We Can’t Escape Human Brain Wiring. Why, How, & How to Manage

Hi UWS achievers!  In my March 25th post I shared the idea we’re subject to certain psychological principles/natural laws and the keys to navigating are 1) recognize them, 2) discern when one or more conflicting principle/natural laws takes precedence over others depending on the situation, and 3) find the courage & resolve to act on them (or not) in order of priority.  We’re subject to those natural laws because every human brain is wired to react predictably to certain stimuli. 

I’d like to share 2 resources that have helped me understand why our brains are wired this way, recognize the traits of this wiring in myself and others, and learn how to manage for optimal success and problem avoidance/mitigation in sales, business, & life in general through synergistic collaboration (as far as possible) vs destructive manipulation.

The first is a Harvard Business Review article titled “How Hardwired is Human Behavior?” by Nigel Nicholson.  (Interesting to note this isn’t new- published in 1998- yet you wouldn’t necessarily see a lot of this information in practice by observing modern sales management.  What you’re more likely to find would be like computer manufacturers still using vacuum tubes.)  In any event, the premise: based on years of research in many disciplines including genetics, neuropsychology, paleobiology, etc., there’s overwhelming evidence our brains are the same as our Stone Age hunter-gatherer ancestors: programmed to survive more simple, dangerous, harsh circumstances vs thrive in our relatively safe, complex, modern world.  A few key traits & how to manage include:

-We “hear bad news first & loudest.”  Manage by being “sensitive to the emotional minefields that all negative messages must navigate” and only communicating negative messages when absolutely required, fully aware of the natural reaction and potential consequences. 

-We “put confidence before realism and work hard to shield (ourselves) from any evidence (to the contrary).”  Manage by “challenge(ing) human nature and ask(ing) questions such as, am I being overly optimistic?”

-We “stereotype people based on very small pieces of evidence, mainly their looks and a few readily apparent behaviors.”  Manage by consciously attempting to remember “people are complex and many-sided” and I’d add sincerely try to understand each as much as possible.

Second is one of my favorite books: “Influence” by Robert B. Cialdini, PH.D.  Also a classic dating back several decades, the author explores in-depth a few of our key hardwired traits including reciprocity, scarcity, consistency, liking, etc., what triggers them in our brains, and how one might ethically navigate as a buyer or seller.

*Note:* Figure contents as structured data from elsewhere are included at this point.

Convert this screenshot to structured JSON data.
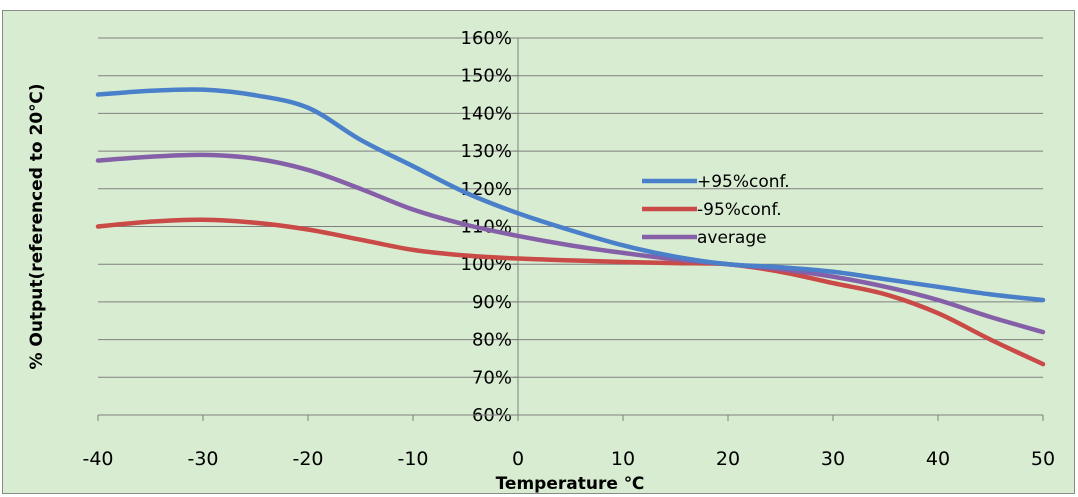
{
  "chart_data": {
    "type": "line",
    "xlabel": "Temperature ℃",
    "ylabel": "% Output(referenced to 20℃)",
    "xlim": [
      -40,
      50
    ],
    "ylim": [
      60,
      160
    ],
    "x_ticks": [
      "-40",
      "-30",
      "-20",
      "-10",
      "0",
      "10",
      "20",
      "30",
      "40",
      "50"
    ],
    "y_ticks": [
      "60%",
      "70%",
      "80%",
      "90%",
      "100%",
      "110%",
      "120%",
      "130%",
      "140%",
      "150%",
      "160%"
    ],
    "grid": "horizontal",
    "legend_position": "center-right",
    "background": "#d8ecd2",
    "series": [
      {
        "name": "+95%conf.",
        "color": "#4a7fc9",
        "points": [
          [
            -40,
            145
          ],
          [
            -35,
            146
          ],
          [
            -30,
            146.3
          ],
          [
            -25,
            144.8
          ],
          [
            -20,
            141.5
          ],
          [
            -15,
            133
          ],
          [
            -10,
            126
          ],
          [
            -5,
            119
          ],
          [
            0,
            113.5
          ],
          [
            5,
            109
          ],
          [
            10,
            105
          ],
          [
            15,
            102
          ],
          [
            20,
            100
          ],
          [
            25,
            99.2
          ],
          [
            30,
            98
          ],
          [
            35,
            96
          ],
          [
            40,
            94
          ],
          [
            45,
            92
          ],
          [
            50,
            90.5
          ]
        ]
      },
      {
        "name": "-95%conf.",
        "color": "#c94a47",
        "points": [
          [
            -40,
            110
          ],
          [
            -35,
            111.3
          ],
          [
            -30,
            111.8
          ],
          [
            -25,
            111
          ],
          [
            -20,
            109.2
          ],
          [
            -15,
            106.5
          ],
          [
            -10,
            103.8
          ],
          [
            -5,
            102.3
          ],
          [
            0,
            101.5
          ],
          [
            5,
            101
          ],
          [
            10,
            100.6
          ],
          [
            15,
            100.3
          ],
          [
            20,
            100
          ],
          [
            25,
            98
          ],
          [
            30,
            95
          ],
          [
            35,
            92
          ],
          [
            40,
            87
          ],
          [
            45,
            80
          ],
          [
            50,
            73.5
          ]
        ]
      },
      {
        "name": "average",
        "color": "#8560a8",
        "points": [
          [
            -40,
            127.5
          ],
          [
            -35,
            128.5
          ],
          [
            -30,
            129
          ],
          [
            -25,
            128
          ],
          [
            -20,
            125
          ],
          [
            -15,
            120
          ],
          [
            -10,
            114.5
          ],
          [
            -5,
            110.5
          ],
          [
            0,
            107.5
          ],
          [
            5,
            105
          ],
          [
            10,
            103
          ],
          [
            15,
            101.3
          ],
          [
            20,
            100
          ],
          [
            25,
            98.7
          ],
          [
            30,
            96.7
          ],
          [
            35,
            94
          ],
          [
            40,
            90.5
          ],
          [
            45,
            86
          ],
          [
            50,
            82
          ]
        ]
      }
    ]
  }
}
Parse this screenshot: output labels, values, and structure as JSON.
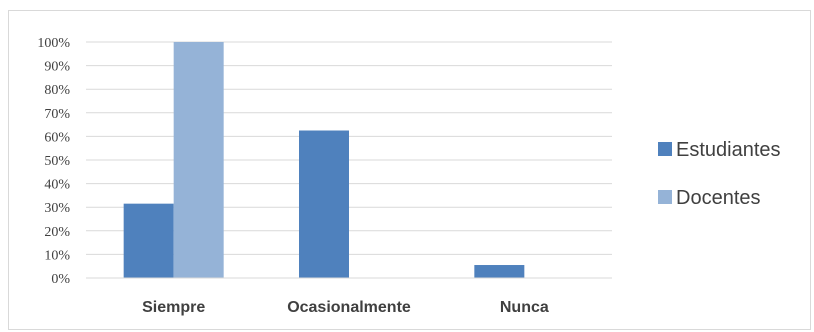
{
  "chart_data": {
    "type": "bar",
    "categories": [
      "Siempre",
      "Ocasionalmente",
      "Nunca"
    ],
    "series": [
      {
        "name": "Estudiantes",
        "values": [
          31.5,
          62.5,
          5.5
        ],
        "color": "#4f81bd"
      },
      {
        "name": "Docentes",
        "values": [
          100,
          0,
          0
        ],
        "color": "#95b3d7"
      }
    ],
    "ylim": [
      0,
      100
    ],
    "yticks": [
      0,
      10,
      20,
      30,
      40,
      50,
      60,
      70,
      80,
      90,
      100
    ],
    "ytick_labels": [
      "0%",
      "10%",
      "20%",
      "30%",
      "40%",
      "50%",
      "60%",
      "70%",
      "80%",
      "90%",
      "100%"
    ],
    "grid": true,
    "legend_position": "right",
    "gridline_color": "#d9d9d9"
  }
}
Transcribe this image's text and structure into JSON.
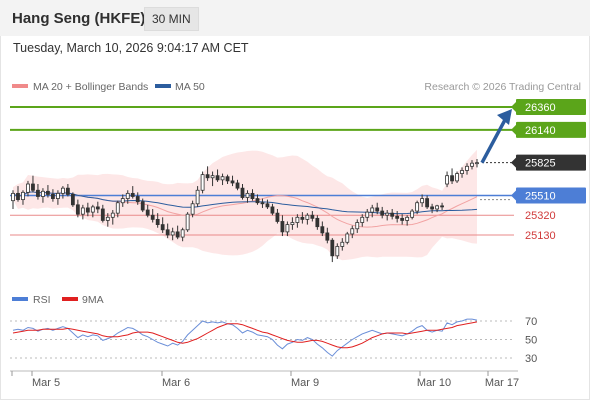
{
  "header": {
    "title": "Hang Seng (HKFE)",
    "interval": "30 MIN"
  },
  "datetime": "Tuesday, March 10, 2026 9:04:17 AM CET",
  "legend": {
    "bollinger": {
      "label": "MA 20 + Bollinger Bands",
      "color": "#f08a8a"
    },
    "ma50": {
      "label": "MA 50",
      "color": "#2c5d9e"
    }
  },
  "copyright": "Research © 2026 Trading Central",
  "levels": [
    {
      "label": "26360",
      "value": 26360,
      "style": "green",
      "color": "#5ba51a"
    },
    {
      "label": "26140",
      "value": 26140,
      "style": "green",
      "color": "#5ba51a"
    },
    {
      "label": "25825",
      "value": 25825,
      "style": "last",
      "color": "#333333"
    },
    {
      "label": "25510",
      "value": 25510,
      "style": "blue",
      "color": "#4d7ed6"
    },
    {
      "label": "25320",
      "value": 25320,
      "style": "red",
      "color": "#e05050"
    },
    {
      "label": "25130",
      "value": 25130,
      "style": "red",
      "color": "#e05050"
    }
  ],
  "rsi_legend": {
    "rsi": {
      "label": "RSI",
      "color": "#4d7ed6"
    },
    "ma9": {
      "label": "9MA",
      "color": "#e02020"
    }
  },
  "rsi_levels": [
    "70",
    "50",
    "30"
  ],
  "x_axis": [
    "Mar 5",
    "Mar 6",
    "Mar 9",
    "Mar 10",
    "Mar 17"
  ],
  "chart_data": {
    "type": "candlestick",
    "price_ylim": [
      24750,
      26450
    ],
    "rsi_ylim": [
      20,
      80
    ],
    "candles": [
      [
        25460,
        25560,
        25380,
        25530
      ],
      [
        25530,
        25600,
        25450,
        25470
      ],
      [
        25470,
        25560,
        25420,
        25540
      ],
      [
        25540,
        25650,
        25500,
        25620
      ],
      [
        25620,
        25700,
        25540,
        25560
      ],
      [
        25560,
        25620,
        25470,
        25500
      ],
      [
        25500,
        25580,
        25440,
        25550
      ],
      [
        25550,
        25610,
        25490,
        25520
      ],
      [
        25520,
        25570,
        25450,
        25480
      ],
      [
        25480,
        25560,
        25420,
        25530
      ],
      [
        25530,
        25600,
        25480,
        25580
      ],
      [
        25580,
        25620,
        25500,
        25520
      ],
      [
        25520,
        25540,
        25400,
        25420
      ],
      [
        25420,
        25470,
        25300,
        25330
      ],
      [
        25330,
        25420,
        25280,
        25390
      ],
      [
        25390,
        25440,
        25310,
        25350
      ],
      [
        25350,
        25420,
        25300,
        25400
      ],
      [
        25400,
        25450,
        25340,
        25380
      ],
      [
        25380,
        25420,
        25250,
        25270
      ],
      [
        25270,
        25340,
        25210,
        25300
      ],
      [
        25300,
        25370,
        25230,
        25340
      ],
      [
        25340,
        25460,
        25300,
        25440
      ],
      [
        25440,
        25520,
        25400,
        25480
      ],
      [
        25480,
        25560,
        25430,
        25530
      ],
      [
        25530,
        25600,
        25480,
        25500
      ],
      [
        25500,
        25540,
        25420,
        25450
      ],
      [
        25450,
        25480,
        25350,
        25370
      ],
      [
        25370,
        25420,
        25300,
        25320
      ],
      [
        25320,
        25380,
        25250,
        25280
      ],
      [
        25280,
        25340,
        25200,
        25230
      ],
      [
        25230,
        25300,
        25150,
        25180
      ],
      [
        25180,
        25240,
        25100,
        25130
      ],
      [
        25130,
        25200,
        25080,
        25160
      ],
      [
        25160,
        25220,
        25090,
        25110
      ],
      [
        25110,
        25200,
        25070,
        25180
      ],
      [
        25180,
        25350,
        25160,
        25330
      ],
      [
        25330,
        25460,
        25300,
        25430
      ],
      [
        25430,
        25600,
        25400,
        25560
      ],
      [
        25560,
        25740,
        25530,
        25710
      ],
      [
        25710,
        25790,
        25650,
        25680
      ],
      [
        25680,
        25740,
        25600,
        25700
      ],
      [
        25700,
        25760,
        25640,
        25660
      ],
      [
        25660,
        25720,
        25610,
        25690
      ],
      [
        25690,
        25710,
        25620,
        25650
      ],
      [
        25650,
        25700,
        25600,
        25630
      ],
      [
        25630,
        25660,
        25560,
        25580
      ],
      [
        25580,
        25620,
        25470,
        25490
      ],
      [
        25490,
        25560,
        25440,
        25530
      ],
      [
        25530,
        25570,
        25460,
        25480
      ],
      [
        25480,
        25520,
        25420,
        25440
      ],
      [
        25440,
        25480,
        25390,
        25430
      ],
      [
        25430,
        25470,
        25380,
        25400
      ],
      [
        25400,
        25430,
        25320,
        25340
      ],
      [
        25340,
        25380,
        25240,
        25260
      ],
      [
        25260,
        25320,
        25120,
        25160
      ],
      [
        25160,
        25260,
        25120,
        25230
      ],
      [
        25230,
        25300,
        25180,
        25250
      ],
      [
        25250,
        25330,
        25200,
        25300
      ],
      [
        25300,
        25350,
        25240,
        25280
      ],
      [
        25280,
        25340,
        25230,
        25320
      ],
      [
        25320,
        25360,
        25260,
        25290
      ],
      [
        25290,
        25320,
        25180,
        25210
      ],
      [
        25210,
        25260,
        25120,
        25150
      ],
      [
        25150,
        25200,
        25050,
        25080
      ],
      [
        25080,
        25100,
        24870,
        24930
      ],
      [
        24930,
        25050,
        24900,
        25020
      ],
      [
        25020,
        25100,
        24980,
        25060
      ],
      [
        25060,
        25160,
        25040,
        25140
      ],
      [
        25140,
        25220,
        25100,
        25190
      ],
      [
        25190,
        25280,
        25150,
        25250
      ],
      [
        25250,
        25330,
        25210,
        25300
      ],
      [
        25300,
        25380,
        25260,
        25350
      ],
      [
        25350,
        25420,
        25300,
        25390
      ],
      [
        25390,
        25440,
        25330,
        25360
      ],
      [
        25360,
        25400,
        25290,
        25320
      ],
      [
        25320,
        25370,
        25270,
        25340
      ],
      [
        25340,
        25380,
        25280,
        25310
      ],
      [
        25310,
        25360,
        25250,
        25290
      ],
      [
        25290,
        25330,
        25230,
        25270
      ],
      [
        25270,
        25320,
        25220,
        25300
      ],
      [
        25300,
        25380,
        25280,
        25360
      ],
      [
        25360,
        25460,
        25330,
        25440
      ],
      [
        25440,
        25520,
        25400,
        25480
      ],
      [
        25480,
        25510,
        25380,
        25400
      ],
      [
        25400,
        25430,
        25340,
        25380
      ],
      [
        25380,
        25420,
        25350,
        25410
      ],
      [
        25410,
        25440,
        25370,
        25400
      ],
      [
        25620,
        25740,
        25590,
        25700
      ],
      [
        25700,
        25770,
        25620,
        25650
      ],
      [
        25650,
        25740,
        25630,
        25720
      ],
      [
        25720,
        25780,
        25680,
        25750
      ],
      [
        25750,
        25820,
        25710,
        25790
      ],
      [
        25790,
        25850,
        25760,
        25820
      ],
      [
        25820,
        25860,
        25780,
        25825
      ]
    ],
    "rsi": [
      60,
      61,
      60,
      63,
      62,
      59,
      61,
      62,
      60,
      62,
      64,
      62,
      57,
      52,
      55,
      53,
      55,
      54,
      49,
      51,
      53,
      57,
      60,
      63,
      62,
      59,
      55,
      53,
      50,
      47,
      45,
      43,
      46,
      44,
      48,
      55,
      60,
      65,
      70,
      68,
      69,
      68,
      69,
      67,
      66,
      62,
      57,
      60,
      58,
      55,
      54,
      53,
      50,
      44,
      40,
      45,
      47,
      50,
      49,
      52,
      50,
      45,
      41,
      36,
      32,
      38,
      42,
      46,
      50,
      53,
      56,
      58,
      60,
      58,
      56,
      57,
      56,
      55,
      54,
      56,
      59,
      63,
      65,
      60,
      58,
      60,
      59,
      68,
      66,
      69,
      70,
      72,
      72,
      71
    ],
    "rsi_ma9": [
      57,
      58,
      59,
      60,
      60,
      60,
      61,
      61,
      61,
      61,
      61,
      62,
      61,
      60,
      59,
      58,
      57,
      56,
      54,
      53,
      53,
      53,
      54,
      55,
      57,
      58,
      58,
      58,
      57,
      55,
      53,
      51,
      49,
      47,
      46,
      47,
      49,
      51,
      54,
      57,
      60,
      63,
      65,
      67,
      67,
      67,
      66,
      64,
      62,
      60,
      58,
      57,
      55,
      53,
      51,
      49,
      48,
      47,
      47,
      48,
      49,
      49,
      48,
      46,
      44,
      42,
      41,
      41,
      42,
      44,
      46,
      49,
      52,
      54,
      56,
      57,
      57,
      57,
      57,
      56,
      57,
      58,
      59,
      60,
      60,
      60,
      61,
      62,
      63,
      65,
      66,
      67,
      68,
      69
    ]
  }
}
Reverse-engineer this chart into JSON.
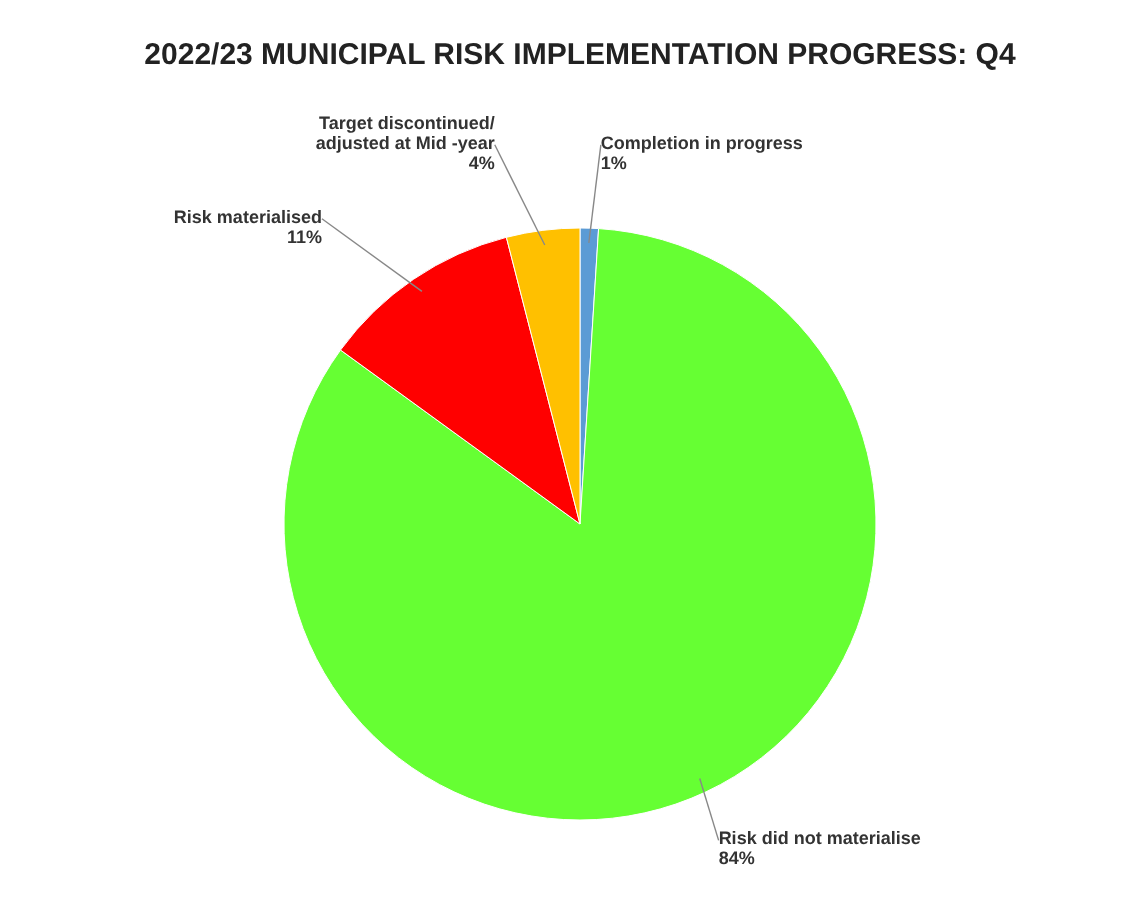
{
  "chart_data": {
    "type": "pie",
    "title": "2022/23 MUNICIPAL RISK IMPLEMENTATION PROGRESS: Q4",
    "categories": [
      "Completion in progress",
      "Risk did not materialise",
      "Risk materialised",
      "Target discontinued/ adjusted at Mid -year"
    ],
    "values": [
      1,
      84,
      11,
      4
    ],
    "colors": [
      "#5b9bd5",
      "#66ff33",
      "#ff0000",
      "#ffc000"
    ],
    "value_labels": [
      "1%",
      "84%",
      "11%",
      "4%"
    ]
  }
}
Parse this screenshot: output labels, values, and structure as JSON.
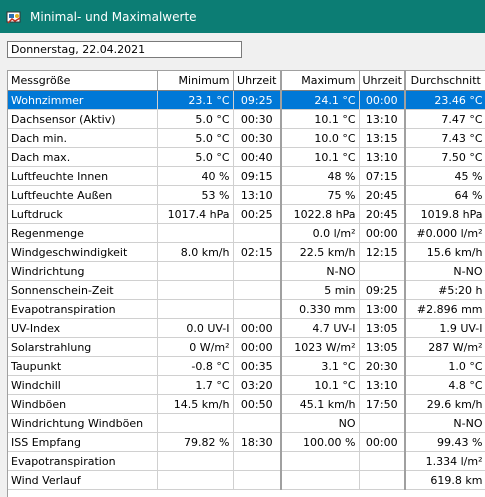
{
  "window": {
    "title": "Minimal- und Maximalwerte"
  },
  "date_field": {
    "value": "Donnerstag, 22.04.2021"
  },
  "columns": [
    "Messgröße",
    "Minimum",
    "Uhrzeit",
    "Maximum",
    "Uhrzeit",
    "Durchschnitt"
  ],
  "rows": [
    [
      "Wohnzimmer",
      "23.1 °C",
      "09:25",
      "24.1 °C",
      "00:00",
      "23.46 °C"
    ],
    [
      "Dachsensor (Aktiv)",
      "5.0 °C",
      "00:30",
      "10.1 °C",
      "13:10",
      "7.47 °C"
    ],
    [
      "Dach min.",
      "5.0 °C",
      "00:30",
      "10.0 °C",
      "13:15",
      "7.43 °C"
    ],
    [
      "Dach max.",
      "5.0 °C",
      "00:40",
      "10.1 °C",
      "13:10",
      "7.50 °C"
    ],
    [
      "Luftfeuchte Innen",
      "40 %",
      "09:15",
      "48 %",
      "07:15",
      "45 %"
    ],
    [
      "Luftfeuchte Außen",
      "53 %",
      "13:10",
      "75 %",
      "20:45",
      "64 %"
    ],
    [
      "Luftdruck",
      "1017.4 hPa",
      "00:25",
      "1022.8 hPa",
      "20:45",
      "1019.8 hPa"
    ],
    [
      "Regenmenge",
      "",
      "",
      "0.0 l/m²",
      "00:00",
      "#0.000 l/m²"
    ],
    [
      "Windgeschwindigkeit",
      "8.0 km/h",
      "02:15",
      "22.5 km/h",
      "12:15",
      "15.6 km/h"
    ],
    [
      "Windrichtung",
      "",
      "",
      "N-NO",
      "",
      "N-NO"
    ],
    [
      "Sonnenschein-Zeit",
      "",
      "",
      "5 min",
      "09:25",
      "#5:20 h"
    ],
    [
      "Evapotranspiration",
      "",
      "",
      "0.330 mm",
      "13:00",
      "#2.896 mm"
    ],
    [
      "UV-Index",
      "0.0 UV-I",
      "00:00",
      "4.7 UV-I",
      "13:05",
      "1.9 UV-I"
    ],
    [
      "Solarstrahlung",
      "0 W/m²",
      "00:00",
      "1023 W/m²",
      "13:05",
      "287 W/m²"
    ],
    [
      "Taupunkt",
      "-0.8 °C",
      "00:35",
      "3.1 °C",
      "20:30",
      "1.0 °C"
    ],
    [
      "Windchill",
      "1.7 °C",
      "03:20",
      "10.1 °C",
      "13:10",
      "4.8 °C"
    ],
    [
      "Windböen",
      "14.5 km/h",
      "00:50",
      "45.1 km/h",
      "17:50",
      "29.6 km/h"
    ],
    [
      "Windrichtung Windböen",
      "",
      "",
      "NO",
      "",
      "N-NO"
    ],
    [
      "ISS Empfang",
      "79.82 %",
      "18:30",
      "100.00 %",
      "00:00",
      "99.43 %"
    ],
    [
      "Evapotranspiration",
      "",
      "",
      "",
      "",
      "1.334 l/m²"
    ],
    [
      "Wind Verlauf",
      "",
      "",
      "",
      "",
      "619.8 km"
    ]
  ],
  "selected_row": 0
}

Example: Scarcity.  The more people perceive other people or objects as scarce, rare, dwindling in availability, etc., the more they naturally value those people or objects.  It’s triggered anytime one person perceives another person or object as scarce or becoming more so.  It’s what causes feeding frenzies in the animal kingdom, fights on Black Friday, and why “limited time only” is so prevalent in marketing literature.  To use it effectively and ethically as a seller, value your time and always ask yourself what might be a more efficient/effective use.  (Tip from me for sales interactions; I’d suggest calculating all the hard costs of your time, your resources’ time, and knowing the hard costs and profitability goals of your company.  That information will help you not spend too much time & energy with prospects and customers who, according to the scarcity principle, naturally value all the above less than they should, increasing your perceived value in the process.)  To navigate it effectively as a consumer, remember you’re wired to react to it.  Before you buy anything (or sell any stocks 😊), force yourself to evaluate the real needs, pros, and cons, and act based on the rational analysis.       

An important final thought.  On occasion, destruction, dissolution, and/or reframing of relationships and agreements are the healthiest actions to bring about optimal ends for all parties.  I’d submit when that happens it’s even more critical to be mindful of human brain wiring to optimally navigate.  On the 4th of July we’ll commemorate one of the best examples in history.